Alec caminhou em silêncio, à frente de Simon, como se fingisse que estava sozinho. Em sua vida passada, Simon teria tido que quase correr, ofegante, para acompanhar; agora descobrira que podia alcançar Alec simplesmente acelerando o passo.
- Deve ser um saco - disse Simon afinal, enquanto Alec olhava para frente. - Ser obrigado a me acompanhar, quero dizer.

Alec deu de ombros.

- Tenho 18 anos. Sou um adulto, então preciso ser o responsável. Sou o único que pode entrar e sair do Gard enquanto a Clave está reunida. Além disso, o Cônsul me conhece.

- O que é um Cônsul?

- É como um oficial muito alto da Clave. Contabiliza os votos do Conselho, interpreta a Lei para a Clave, e aconselha a eles e ao Inquisidor. Se você controla um Instituto e encontra um problema que não sabe resolver, chama o Cônsul.
- Ele aconselha o Inquisidor? Mas eu pensei... A Inquisidora não está morta? Alec riu.

- Isso é como dizer, "o presidente não está morto?". Sim, a Inquisidora morreu; agora temos um novo. Inquisidor Aldertree.
Simon olhou para baixo da colina em direção à água escura dos canais agora distantes. Tinham deixado a cidade para trás e estavam passando por uma estrada estreita cercada de árvores sombrosas.

- Só sei de uma coisa: inquisições não funcionaram muito bem para o meu povo no passado. - Mas a expressão de Alec continuou vazia. Então Simon acrescentou: - Deixa para lá. Foi só uma piada de história mundana. Você não se interessaria.

- Você não é mundano - destacou Alec. - Por isso Aline e Sebastian estavam tão empolgados para vê-lo. Não que Sebastian deixe transparecer; ele sempre age como se já tivesse visto tudo.

Simon reagiu sem pensar.

- Ele e Isabelle estão... Tem alguma coisa rolando entre eles?

Isso fez Alec gargalhar.

- Isabelle e Sebastian? Nada. Sebastian é um cara legal, Isabelle só gosta de sair com meninos inadequados que nossos pais detestariam. Mundanos, integrantes do Submundo, trapaceiros mesquinhos...

- Obrigado - disse Simon. - Fico feliz em fazer parte do grupo dos criminosos.

- Acho que ela faz pela atenção - disse Alec. - Ela também é a única menina da família, então precisa provar constantemente o quanto é durona. Ou, pelo menos, é isso que pensa.

- Ou talvez esteja tentando desviar a atenção de você - disse Simon, de maneira quase ausente. - Sabe, já que os seus pais não sabem que você é gay e tudo mais.
Alec parou no meio da estrada tão de repente que Simon quase colidiu contra ele. - Não - disse ele -, mas aparentemente todas as outras pessoas sabem.
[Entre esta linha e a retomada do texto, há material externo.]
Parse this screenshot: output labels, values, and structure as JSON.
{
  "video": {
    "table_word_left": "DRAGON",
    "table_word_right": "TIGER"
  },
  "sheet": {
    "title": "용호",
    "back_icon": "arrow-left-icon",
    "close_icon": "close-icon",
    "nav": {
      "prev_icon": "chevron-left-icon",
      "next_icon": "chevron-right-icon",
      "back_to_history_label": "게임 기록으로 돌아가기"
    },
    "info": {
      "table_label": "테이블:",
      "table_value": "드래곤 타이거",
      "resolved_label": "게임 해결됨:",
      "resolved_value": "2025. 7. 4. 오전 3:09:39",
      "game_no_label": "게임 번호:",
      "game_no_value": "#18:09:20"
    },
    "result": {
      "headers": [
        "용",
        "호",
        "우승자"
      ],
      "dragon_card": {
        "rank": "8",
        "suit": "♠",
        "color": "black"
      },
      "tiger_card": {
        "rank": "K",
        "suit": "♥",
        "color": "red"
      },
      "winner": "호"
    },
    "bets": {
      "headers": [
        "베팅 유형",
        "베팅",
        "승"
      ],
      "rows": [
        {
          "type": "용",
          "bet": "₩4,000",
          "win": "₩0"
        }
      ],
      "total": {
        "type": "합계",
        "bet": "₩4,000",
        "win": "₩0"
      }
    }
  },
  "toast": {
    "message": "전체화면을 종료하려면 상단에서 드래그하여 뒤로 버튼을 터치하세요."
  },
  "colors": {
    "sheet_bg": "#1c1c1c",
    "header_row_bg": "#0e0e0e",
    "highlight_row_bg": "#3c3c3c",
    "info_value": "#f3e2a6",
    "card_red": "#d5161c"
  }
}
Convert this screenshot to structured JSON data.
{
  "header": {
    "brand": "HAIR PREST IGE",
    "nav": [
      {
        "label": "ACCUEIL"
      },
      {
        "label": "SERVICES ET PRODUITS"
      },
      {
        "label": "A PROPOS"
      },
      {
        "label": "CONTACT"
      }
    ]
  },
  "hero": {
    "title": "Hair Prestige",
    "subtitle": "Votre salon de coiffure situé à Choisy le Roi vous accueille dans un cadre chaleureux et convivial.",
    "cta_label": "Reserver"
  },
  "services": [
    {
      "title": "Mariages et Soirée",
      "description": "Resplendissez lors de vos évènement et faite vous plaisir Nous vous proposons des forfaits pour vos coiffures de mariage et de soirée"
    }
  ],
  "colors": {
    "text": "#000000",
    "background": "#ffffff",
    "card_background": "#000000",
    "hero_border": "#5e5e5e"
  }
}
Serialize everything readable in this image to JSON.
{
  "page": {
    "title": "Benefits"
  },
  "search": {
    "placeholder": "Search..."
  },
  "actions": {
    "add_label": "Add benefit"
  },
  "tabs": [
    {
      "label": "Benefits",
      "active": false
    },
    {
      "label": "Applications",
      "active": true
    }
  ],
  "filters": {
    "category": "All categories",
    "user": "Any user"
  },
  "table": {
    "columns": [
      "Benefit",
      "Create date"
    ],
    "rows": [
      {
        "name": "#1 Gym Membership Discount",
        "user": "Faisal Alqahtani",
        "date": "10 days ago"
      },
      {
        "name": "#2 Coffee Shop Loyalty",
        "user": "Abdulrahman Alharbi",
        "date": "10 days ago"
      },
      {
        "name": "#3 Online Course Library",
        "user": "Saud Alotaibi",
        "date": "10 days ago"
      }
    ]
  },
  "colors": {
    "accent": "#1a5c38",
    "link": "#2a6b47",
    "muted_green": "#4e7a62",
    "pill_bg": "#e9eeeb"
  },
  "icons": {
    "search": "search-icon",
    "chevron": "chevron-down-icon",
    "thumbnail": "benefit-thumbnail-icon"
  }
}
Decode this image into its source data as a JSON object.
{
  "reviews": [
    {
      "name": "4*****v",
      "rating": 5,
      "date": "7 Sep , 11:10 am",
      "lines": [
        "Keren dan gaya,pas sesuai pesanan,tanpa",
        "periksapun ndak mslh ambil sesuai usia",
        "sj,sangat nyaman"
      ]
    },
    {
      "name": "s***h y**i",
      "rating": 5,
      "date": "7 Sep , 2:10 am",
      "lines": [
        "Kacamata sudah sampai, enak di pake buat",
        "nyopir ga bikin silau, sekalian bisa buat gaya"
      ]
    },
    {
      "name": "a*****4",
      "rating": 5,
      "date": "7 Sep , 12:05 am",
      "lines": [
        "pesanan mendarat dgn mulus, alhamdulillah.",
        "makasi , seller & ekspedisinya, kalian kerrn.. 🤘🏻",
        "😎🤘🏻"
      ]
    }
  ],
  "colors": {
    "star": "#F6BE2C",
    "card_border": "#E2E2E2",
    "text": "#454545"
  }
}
- Exceto Jace - disse Simon. - Ele não sabe, sabe?

Alec respirou fundo. Estava pálido, Simon notou, ou poderia ser apenas o luar, descolorindo tudo. Seus olhos pareciam negros na escuridão.

- Realmente não entendo como isso possa ser da sua conta. A não ser que esteja tentando me ameaçar.
- Tentando ameaçar? - Simon espantou-se. - Não estou...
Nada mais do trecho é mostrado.